Straight-up chicken skin, for instance, in all its salty and crispy-chewy glory. Or the neat row of golden garlic cloves, each so fragrant and soft. Yakitori skewers include a three-portioned tray of dipping options -- green tea salt and two sauces -- savory miso-based and a thicker, sweeter chili variety.
(In the absence of definitive skewer etiquette, I am told it is not required to delicately remove each piece of meat, nor is it considered bad form to gnaw directly from the stick. The only universal skewer rule is, as with any food, "no double dipping.")
After much consideration and sampling, my personal favorite is the deep-fried and breaded scallops from the kushikatsu list. Served as a three-headed lollipop with a side of creamy wasabi mayo to smooth any potentially heavy texture, I could have made an entire meal from this dish alone.
When asked for appetizer recommendations, Ando directed our table to the Kara-age, or fried chicken ($6.50), and I am glad he did. Six (non-skewered) pieces of breaded and fried chicken were served alongside another light and tangy dipping sauce, and it felt like chicken nuggets for grown-ups.
Kimchee ($3.50) is also on the appetizer menu, and the portion of cabbage salad is substantial, pungent and spicy. It was an exceptionally well-prepared relish and lovely complement for the meat-heavy offerings. Ando's take on fried calamari ($9) is worth noting too. The ample mound of calamari in its impossibly delicate, near-greaseless coating made me forget for just a moment that I was eating fried food.

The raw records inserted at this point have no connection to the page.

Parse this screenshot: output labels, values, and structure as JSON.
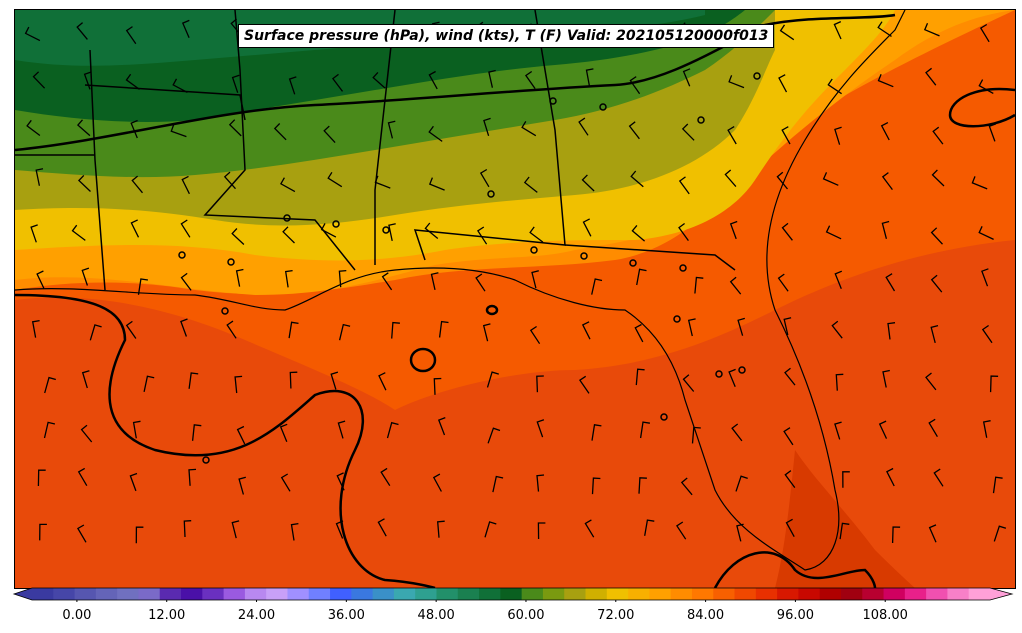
{
  "map": {
    "title": "Surface pressure (hPa), wind (kts), T (F) Valid: 202105120000f013"
  },
  "colorbar": {
    "ticks": [
      {
        "value": 0,
        "label": "0.00"
      },
      {
        "value": 12,
        "label": "12.00"
      },
      {
        "value": 24,
        "label": "24.00"
      },
      {
        "value": 36,
        "label": "36.00"
      },
      {
        "value": 48,
        "label": "48.00"
      },
      {
        "value": 60,
        "label": "60.00"
      },
      {
        "value": 72,
        "label": "72.00"
      },
      {
        "value": 84,
        "label": "84.00"
      },
      {
        "value": 96,
        "label": "96.00"
      },
      {
        "value": 108,
        "label": "108.00"
      }
    ],
    "min": -6,
    "max": 122,
    "colors": [
      "#3a3aa0",
      "#4646a8",
      "#5656b0",
      "#6464b8",
      "#7070c0",
      "#7a6ac8",
      "#5a2ab0",
      "#4a10a8",
      "#6a30c0",
      "#9a5ae0",
      "#b888f0",
      "#c8a0f8",
      "#a090ff",
      "#7080ff",
      "#4060ff",
      "#3a78e0",
      "#3a90c8",
      "#3aa8b0",
      "#2ea090",
      "#22906a",
      "#1a8050",
      "#107038",
      "#0a6020",
      "#4a8a1a",
      "#7a9a10",
      "#a8a010",
      "#d0b000",
      "#f0c000",
      "#f8b000",
      "#ffa000",
      "#ff8c00",
      "#ff7800",
      "#f86000",
      "#f04800",
      "#e83000",
      "#d81800",
      "#c80800",
      "#b00000",
      "#a00010",
      "#b80030",
      "#d00060",
      "#e8208a",
      "#f050b0",
      "#f880c8",
      "#ffa0d8"
    ]
  }
}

Save room for dessert, because the Red Bean Chocolate Cake ($6.50) is sweet artwork. Presented in three stacked layers on a chocolate syrup puddle, the bean-based cake is rich, the icing is creamy, and the soft candy topping adds a pleasant finish.
Similarly, the Green Tea Fried Ice Cream ($6) is another refreshing end of meal choice: A mini-ice cream log delicately battered and sliced.
While I have never visited Japan, I am told by ex-pats (and experts) that Kushiya Benkay offers a solid approximation of the traditional Japanese yakitori bar experience. Given the price of airline tickets and the hassle of international travel, I am thrilled that instead of flying halfway across the world, I can just drive down Congress Street.
Shonna Milliken Humphrey is a Maine freelance writer and author of the novel "Show Me Good Land."